Because these rural communities are so tied and connected and living in extended family on the same area, that made the transmission so easy and rapid if any case presenting with HIV virus is found among them [23-25]. Overall, there were misconceptions about how HIV is transmitted, such as by mosquito bites, eating or drinking with AIDS person, and sharing the same place with the affected person. This problem was addressed by many investigators such as Siemens DF and Webb PA et al. [26, 27].

The study shows that, in these communities, condoms were used as a tool for family planing and have nothing to do with HIV virus, and 61.8% of the respondents have not heard about condoms before. In a reserved community like that; in rural areas; the population regards talking and disscussing their sexual life as inapproporiate. It makes it difficult to measure their knowledge and seeking behavior in this regard, which leave the door locked and make they become victims of social stigma that increases their problem not only for HIV/AIDS as well as for other sexually transmitted diseases.

The media (Televison and radio) were the most common means of obtaining information about HIV/AIDS among respondents in these rural communities, but not the most credible sources. This was consistent with the study by Brook [28], i.e., “Newspapers and Magazines” were associated with the most accurate knowledge about HIV/AIDS. Studies in Southeast Asia have shown that media have done little to change existing cultural values and prejuidice about sexuality and the situation of people who are living in closed communities [29].

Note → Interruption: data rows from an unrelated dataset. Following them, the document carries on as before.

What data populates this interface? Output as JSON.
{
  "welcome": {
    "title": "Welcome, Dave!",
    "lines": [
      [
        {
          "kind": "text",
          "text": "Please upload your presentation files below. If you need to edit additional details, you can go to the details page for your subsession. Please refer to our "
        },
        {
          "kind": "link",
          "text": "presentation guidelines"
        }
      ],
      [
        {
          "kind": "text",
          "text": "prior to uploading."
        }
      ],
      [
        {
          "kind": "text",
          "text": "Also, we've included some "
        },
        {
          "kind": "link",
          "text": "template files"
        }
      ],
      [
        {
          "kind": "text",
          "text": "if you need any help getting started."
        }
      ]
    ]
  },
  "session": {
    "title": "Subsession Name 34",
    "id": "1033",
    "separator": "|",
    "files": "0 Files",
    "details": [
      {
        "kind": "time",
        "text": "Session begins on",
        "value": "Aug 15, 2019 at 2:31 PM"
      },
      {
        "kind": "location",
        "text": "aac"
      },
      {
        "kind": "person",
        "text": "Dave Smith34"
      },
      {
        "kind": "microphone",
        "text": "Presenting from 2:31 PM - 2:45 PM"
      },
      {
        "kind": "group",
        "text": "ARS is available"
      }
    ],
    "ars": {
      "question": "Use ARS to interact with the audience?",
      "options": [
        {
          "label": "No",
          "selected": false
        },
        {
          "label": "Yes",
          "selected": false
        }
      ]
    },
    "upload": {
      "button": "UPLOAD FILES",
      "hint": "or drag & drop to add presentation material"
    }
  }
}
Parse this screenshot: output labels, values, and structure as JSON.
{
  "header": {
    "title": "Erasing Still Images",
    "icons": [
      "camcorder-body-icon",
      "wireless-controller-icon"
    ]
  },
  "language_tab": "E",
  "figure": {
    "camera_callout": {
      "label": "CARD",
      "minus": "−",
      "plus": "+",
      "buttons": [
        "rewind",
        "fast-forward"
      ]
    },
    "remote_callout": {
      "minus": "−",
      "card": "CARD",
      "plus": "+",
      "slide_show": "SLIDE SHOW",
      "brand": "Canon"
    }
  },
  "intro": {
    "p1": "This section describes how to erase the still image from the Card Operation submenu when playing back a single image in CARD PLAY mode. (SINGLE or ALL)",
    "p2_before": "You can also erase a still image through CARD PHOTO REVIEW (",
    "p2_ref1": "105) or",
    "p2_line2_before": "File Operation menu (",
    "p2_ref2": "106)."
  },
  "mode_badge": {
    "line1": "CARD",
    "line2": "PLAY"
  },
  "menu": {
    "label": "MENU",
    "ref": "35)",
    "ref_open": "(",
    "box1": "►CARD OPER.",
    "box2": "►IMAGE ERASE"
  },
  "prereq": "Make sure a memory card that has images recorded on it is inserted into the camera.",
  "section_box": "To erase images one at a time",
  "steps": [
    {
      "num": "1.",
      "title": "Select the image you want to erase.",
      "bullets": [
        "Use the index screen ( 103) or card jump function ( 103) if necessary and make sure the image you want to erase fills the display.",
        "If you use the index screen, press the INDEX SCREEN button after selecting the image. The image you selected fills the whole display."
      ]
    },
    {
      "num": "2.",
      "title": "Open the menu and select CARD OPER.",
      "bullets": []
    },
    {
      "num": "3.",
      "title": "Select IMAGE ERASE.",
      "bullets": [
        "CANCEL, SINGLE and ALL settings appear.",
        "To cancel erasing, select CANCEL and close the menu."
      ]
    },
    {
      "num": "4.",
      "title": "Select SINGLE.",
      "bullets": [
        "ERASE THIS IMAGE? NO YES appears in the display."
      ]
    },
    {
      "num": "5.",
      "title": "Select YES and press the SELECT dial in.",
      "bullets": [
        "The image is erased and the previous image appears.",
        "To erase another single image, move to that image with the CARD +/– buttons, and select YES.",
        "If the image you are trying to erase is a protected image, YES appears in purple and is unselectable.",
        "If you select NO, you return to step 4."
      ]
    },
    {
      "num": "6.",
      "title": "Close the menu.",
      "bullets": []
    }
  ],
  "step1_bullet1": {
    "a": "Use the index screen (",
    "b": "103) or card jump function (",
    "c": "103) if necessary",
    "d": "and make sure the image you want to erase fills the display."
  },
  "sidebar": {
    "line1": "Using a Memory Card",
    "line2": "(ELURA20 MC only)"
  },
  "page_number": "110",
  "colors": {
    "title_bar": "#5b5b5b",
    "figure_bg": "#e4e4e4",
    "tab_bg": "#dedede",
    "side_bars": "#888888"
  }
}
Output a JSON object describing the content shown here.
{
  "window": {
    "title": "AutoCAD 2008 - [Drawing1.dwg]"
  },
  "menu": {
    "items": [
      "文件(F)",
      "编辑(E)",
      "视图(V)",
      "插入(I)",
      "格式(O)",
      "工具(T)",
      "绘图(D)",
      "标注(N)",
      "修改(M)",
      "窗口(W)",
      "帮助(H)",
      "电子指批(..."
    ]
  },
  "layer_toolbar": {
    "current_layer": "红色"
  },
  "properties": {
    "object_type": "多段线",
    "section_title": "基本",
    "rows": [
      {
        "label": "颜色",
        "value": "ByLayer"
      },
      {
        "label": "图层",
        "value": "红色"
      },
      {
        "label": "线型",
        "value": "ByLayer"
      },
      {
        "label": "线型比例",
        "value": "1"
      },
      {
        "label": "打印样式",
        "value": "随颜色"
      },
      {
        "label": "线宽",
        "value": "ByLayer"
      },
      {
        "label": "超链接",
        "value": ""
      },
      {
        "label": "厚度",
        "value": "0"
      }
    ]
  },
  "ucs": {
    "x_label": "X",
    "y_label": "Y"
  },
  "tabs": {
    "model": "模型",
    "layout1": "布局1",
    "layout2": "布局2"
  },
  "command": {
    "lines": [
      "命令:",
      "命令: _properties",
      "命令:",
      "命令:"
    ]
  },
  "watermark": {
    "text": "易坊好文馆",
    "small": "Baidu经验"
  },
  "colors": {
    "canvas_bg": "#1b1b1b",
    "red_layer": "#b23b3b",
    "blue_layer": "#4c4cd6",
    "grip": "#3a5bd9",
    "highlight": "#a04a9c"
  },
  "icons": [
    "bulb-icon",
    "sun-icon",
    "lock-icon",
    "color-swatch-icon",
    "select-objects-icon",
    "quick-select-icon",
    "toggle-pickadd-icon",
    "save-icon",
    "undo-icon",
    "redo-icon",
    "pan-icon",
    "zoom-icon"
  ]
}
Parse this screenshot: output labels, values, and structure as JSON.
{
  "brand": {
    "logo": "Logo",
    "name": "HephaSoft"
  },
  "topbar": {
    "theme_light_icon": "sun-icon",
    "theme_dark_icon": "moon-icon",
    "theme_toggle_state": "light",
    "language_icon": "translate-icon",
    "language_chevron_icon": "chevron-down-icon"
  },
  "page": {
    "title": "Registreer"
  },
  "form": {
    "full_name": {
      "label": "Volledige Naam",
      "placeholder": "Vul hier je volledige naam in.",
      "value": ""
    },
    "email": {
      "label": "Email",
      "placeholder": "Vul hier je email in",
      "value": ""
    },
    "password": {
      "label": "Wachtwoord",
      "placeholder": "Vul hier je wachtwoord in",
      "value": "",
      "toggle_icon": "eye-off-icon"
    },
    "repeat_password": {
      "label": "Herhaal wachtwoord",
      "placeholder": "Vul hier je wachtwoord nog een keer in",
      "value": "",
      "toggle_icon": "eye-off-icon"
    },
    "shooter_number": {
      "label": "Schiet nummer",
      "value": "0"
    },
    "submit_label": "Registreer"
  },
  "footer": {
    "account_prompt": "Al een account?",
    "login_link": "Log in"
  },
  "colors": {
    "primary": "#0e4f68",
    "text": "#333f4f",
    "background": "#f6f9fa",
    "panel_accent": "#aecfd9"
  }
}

During the student’s compiagn, people in these areas showed great interest to know more about HIV/AIDS and were ready to listen and change. All misconceptions and wrong knowledge were corrected for individuals by the students during house to house visits, public lectures and awarness raising sessions.

This study will assist SNAP policy makers and health care providers to improve tools and health education modules in order to equip the rural communitites with information about HIV/AIDS in an efficient manner. Partenership between SNAP and community leaders, teachers, Imam of mosques, etc. can be proof effective in the training of the community.